= Jack Lewis (screenwriter) =

American screenwriter and novelist

Lieutenant Colonel Jack Lewis or C. Jack Lewis USMC retired (November 13, 1924 – May 24, 2009), was a former Marine, screenwriter, and author of 12 books and an estimated 6,000 magazine articles and short stories. He was the co-founder and editor of Gun World magazine and continued contributing articles to that publication until the time of his death. Lewis wrote under the name C. Jack Lewis due to four other writers with the name of Jack Lewis.

==Biography==
Lewis was born in Iowa in 1924. He sold his first short story, "The Cherokee Kid's Last Stand", at the age of 14 for $5.00, which Lewis thought was better money than a field hand's wage, which was then a dollar a day. Buoyed by his success, Lewis submitted an unsolicited Andy Hardy screenplay that was rejected by MGM. He did not sell any more stories until he was 22.

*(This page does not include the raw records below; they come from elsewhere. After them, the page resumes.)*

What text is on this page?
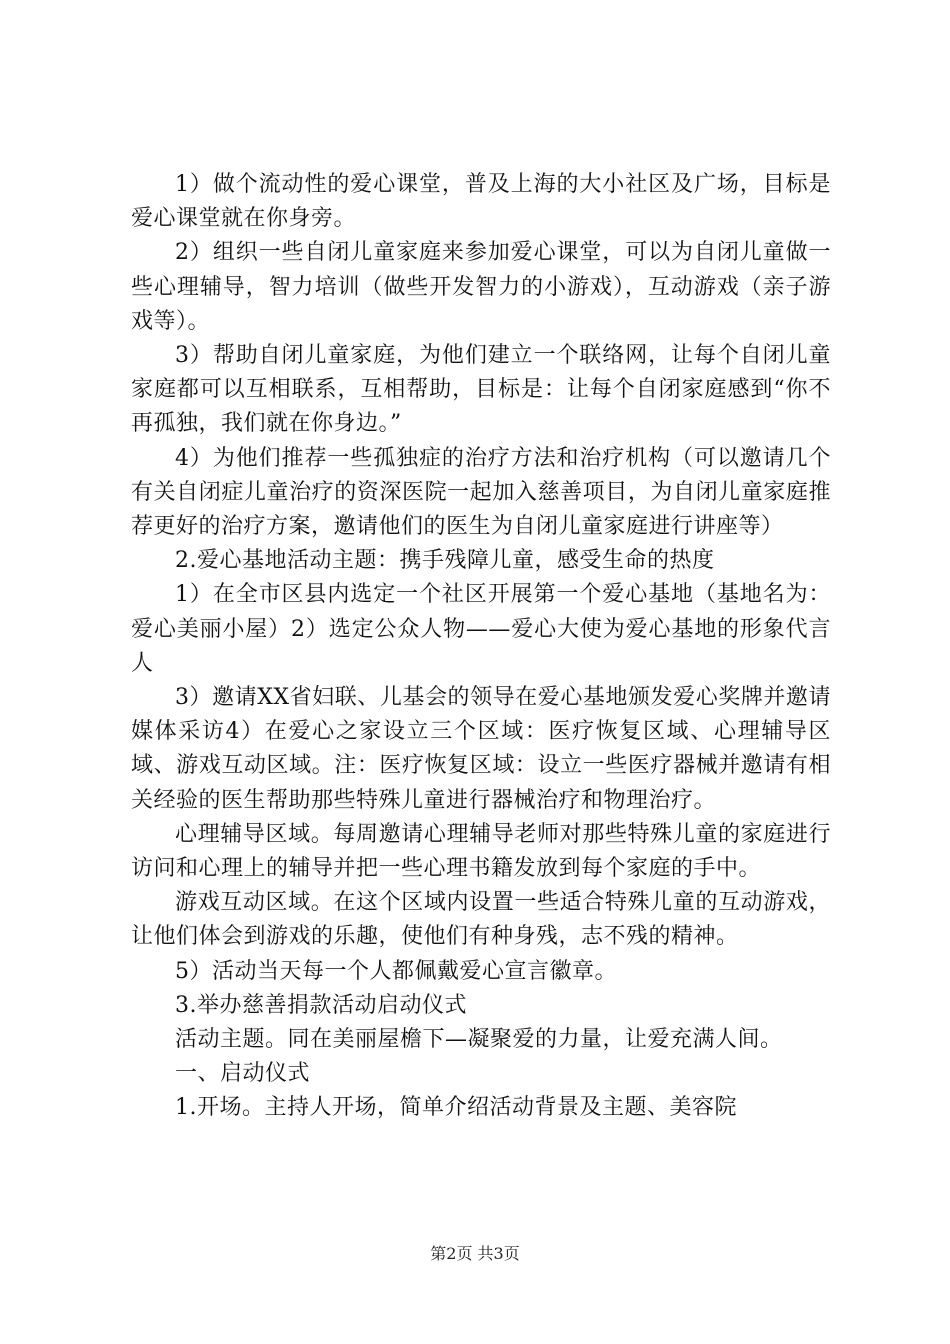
1）做个流动性的爱心课堂，普及上海的大小社区及广场，目标是爱心课堂就在你身旁。

2）组织一些自闭儿童家庭来参加爱心课堂，可以为自闭儿童做一些心理辅导，智力培训（做些开发智力的小游戏），互动游戏（亲子游戏等）。

3）帮助自闭儿童家庭，为他们建立一个联络网，让每个自闭儿童家庭都可以互相联系，互相帮助，目标是：让每个自闭家庭感到“你不再孤独，我们就在你身边。”

4）为他们推荐一些孤独症的治疗方法和治疗机构（可以邀请几个有关自闭症儿童治疗的资深医院一起加入慈善项目，为自闭儿童家庭推荐更好的治疗方案，邀请他们的医生为自闭儿童家庭进行讲座等）

2.爱心基地活动主题：携手残障儿童，感受生命的热度

1）在全市区县内选定一个社区开展第一个爱心基地（基地名为：爱心美丽小屋）2）选定公众人物——爱心大使为爱心基地的形象代言人

3）邀请XX省妇联、儿基会的领导在爱心基地颁发爱心奖牌并邀请媒体采访4）在爱心之家设立三个区域：医疗恢复区域、心理辅导区域、游戏互动区域。注：医疗恢复区域：设立一些医疗器械并邀请有相关经验的医生帮助那些特殊儿童进行器械治疗和物理治疗。

心理辅导区域。每周邀请心理辅导老师对那些特殊儿童的家庭进行访问和心理上的辅导并把一些心理书籍发放到每个家庭的手中。

游戏互动区域。在这个区域内设置一些适合特殊儿童的互动游戏，让他们体会到游戏的乐趣，使他们有种身残，志不残的精神。

5）活动当天每一个人都佩戴爱心宣言徽章。

3.举办慈善捐款活动启动仪式

活动主题。同在美丽屋檐下—凝聚爱的力量，让爱充满人间。

一、启动仪式

1.开场。主持人开场，简单介绍活动背景及主题、美容院

第2页 共3页
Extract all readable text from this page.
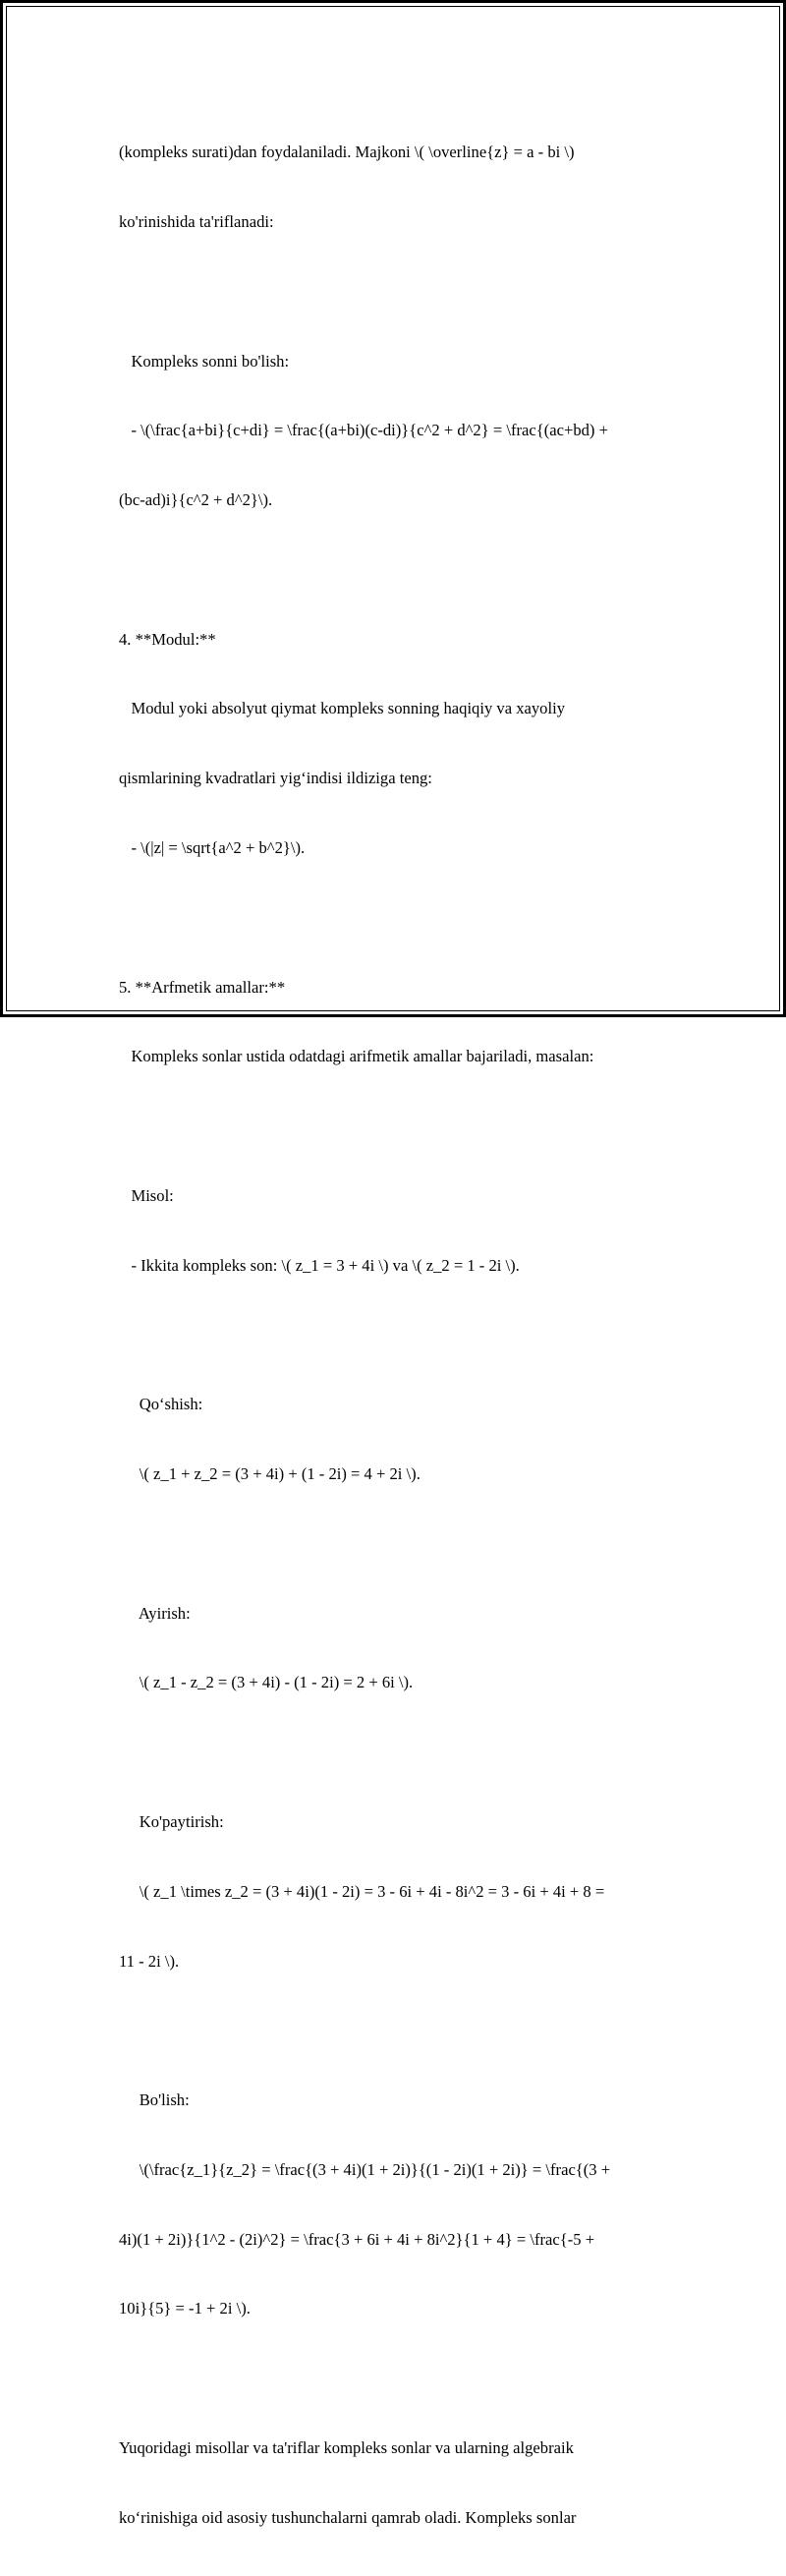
(kompleks surati)dan foydalaniladi. Majkoni \( \overline{z} = a - bi \)

ko'rinishida ta'riflanadi:

Kompleks sonni bo'lish:

- \(\frac{a+bi}{c+di} = \frac{(a+bi)(c-di)}{c^2 + d^2} = \frac{(ac+bd) +

(bc-ad)i}{c^2 + d^2}\).

4. **Modul:**

Modul yoki absolyut qiymat kompleks sonning haqiqiy va xayoliy

qismlarining kvadratlari yig‘indisi ildiziga teng:

- \(|z| = \sqrt{a^2 + b^2}\).

5. **Arfmetik amallar:**

Kompleks sonlar ustida odatdagi arifmetik amallar bajariladi, masalan:

Misol:

- Ikkita kompleks son: \( z_1 = 3 + 4i \) va \( z_2 = 1 - 2i \).

Qo‘shish:

\( z_1 + z_2 = (3 + 4i) + (1 - 2i) = 4 + 2i \).

Ayirish:

\( z_1 - z_2 = (3 + 4i) - (1 - 2i) = 2 + 6i \).

Ko'paytirish:

\( z_1 \times z_2 = (3 + 4i)(1 - 2i) = 3 - 6i + 4i - 8i^2 = 3 - 6i + 4i + 8 =

11 - 2i \).

Bo'lish:

\(\frac{z_1}{z_2} = \frac{(3 + 4i)(1 + 2i)}{(1 - 2i)(1 + 2i)} = \frac{(3 +

4i)(1 + 2i)}{1^2 - (2i)^2} = \frac{3 + 6i + 4i + 8i^2}{1 + 4} = \frac{-5 +

10i}{5} = -1 + 2i \).

Yuqoridagi misollar va ta'riflar kompleks sonlar va ularning algebraik

ko‘rinishiga oid asosiy tushunchalarni qamrab oladi. Kompleks sonlar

Lewis recalled being lost as a child in a Department Store and being found by two Marines in dress blues. He enlisted in the United States Marine Corps at 18 years of age in World War II and was commissioned a second lieutenant in 1945.

After the war, Lewis attended the University of Iowa, where he earned a bachelor's degree in journalism. After obtaining the degree, Lewis reentered the Marine Corps through the Marine Corps Reserve. He worked on a Marine training film, then was assigned as a technical advisor to the film Sands of Iwo Jima, where Lewis said he advised the cast how to lace up their leggings.

==Screenwriting==
Lewis began his screenwriting career in 1950 with several Westerns, including the Lash LaRue feature King of the Bullwhip for Ron Ormond.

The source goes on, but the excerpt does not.